S’éveiller au coeur de la nuit, profonde encore. Dans le silence terrible de la nuit. Et tout de suite, tout de suite, avant même que les yeux ne cherchent un peu à s’apprivoiser, avant même que l’esprit se raccroche au temps, tout de suite la question, les mots qui viennent, sans même s’annoncer tant soit peu:    
    - encore un jour
Mais rien ne vient plus... rien, rien du tout. Alors, tout à coup, les mots se pressent dans la tête, ils vont dans tous les sens, ils s’entrechoquent, ils font mal, ils distillent bien de mauvaises pensées, ou quelquefois, miraculeusement, le sourire. La tête va exploser, le coeur bat trop fort, le coeur va exploser lui-aussi. Alors moi, pauvre corps étendu dans ce lit, pauvre chair déjà vieille, pauvre coeur trop remué, battu,  pauvre type, je me dis:
    - je vais crever. Oui, aujourd’hui, je vais crever, en finir, partir loin, plus loin que les étoiles, plus loin que les anges, m’abîmer dans les abysses, les béantes crevasses,  me fondre dans le rien, m’effacer d’un trait comme quand la gomme écorche le papier jusqu’à la déchirure. La douleur me pénètre, elle m’étouffe, me ceint la poitrine jusqu’au cri, retenu. Crier dans la tête, crier si fort que les tempes résonnent et que le coeur roule tambour, dedans, bien enfoui là où ça brûle.
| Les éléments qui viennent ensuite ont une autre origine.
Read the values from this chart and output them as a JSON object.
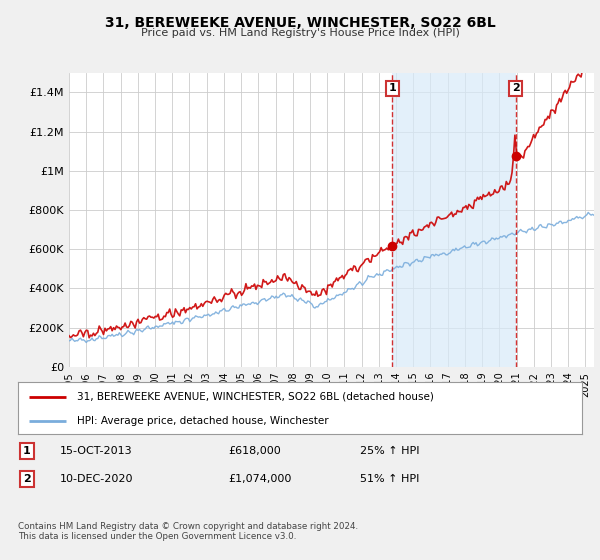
{
  "title": "31, BEREWEEKE AVENUE, WINCHESTER, SO22 6BL",
  "subtitle": "Price paid vs. HM Land Registry's House Price Index (HPI)",
  "ylabel_ticks": [
    "£0",
    "£200K",
    "£400K",
    "£600K",
    "£800K",
    "£1M",
    "£1.2M",
    "£1.4M"
  ],
  "ytick_values": [
    0,
    200000,
    400000,
    600000,
    800000,
    1000000,
    1200000,
    1400000
  ],
  "ylim": [
    0,
    1500000
  ],
  "xlim_start": 1995.0,
  "xlim_end": 2025.5,
  "sale1_date": 2013.79,
  "sale1_price": 618000,
  "sale2_date": 2020.94,
  "sale2_price": 1074000,
  "hpi_line_color": "#7aaddc",
  "price_line_color": "#cc0000",
  "vline_color": "#cc0000",
  "shade_color": "#d8eaf8",
  "background_color": "#f0f0f0",
  "plot_bg_color": "#ffffff",
  "grid_color": "#cccccc",
  "legend_line1": "31, BEREWEEKE AVENUE, WINCHESTER, SO22 6BL (detached house)",
  "legend_line2": "HPI: Average price, detached house, Winchester",
  "footer": "Contains HM Land Registry data © Crown copyright and database right 2024.\nThis data is licensed under the Open Government Licence v3.0.",
  "xtick_years": [
    1995,
    1996,
    1997,
    1998,
    1999,
    2000,
    2001,
    2002,
    2003,
    2004,
    2005,
    2006,
    2007,
    2008,
    2009,
    2010,
    2011,
    2012,
    2013,
    2014,
    2015,
    2016,
    2017,
    2018,
    2019,
    2020,
    2021,
    2022,
    2023,
    2024,
    2025
  ]
}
L’envie de se lever, brutalement, partir, partir, s’enfuir loin, très loin, ailleurs. Il faut résister. Il faut tenir. La résistance épuise jour après jour, de tous ces jours qui n’ont plus rien de bon. Envie d’écrire, écrire au-delà du vide, au-delà du manque, écrire plus loin que la main, plus loin que la frontière des mots tus. Mais le geste est trop dur. Il se donne au silence.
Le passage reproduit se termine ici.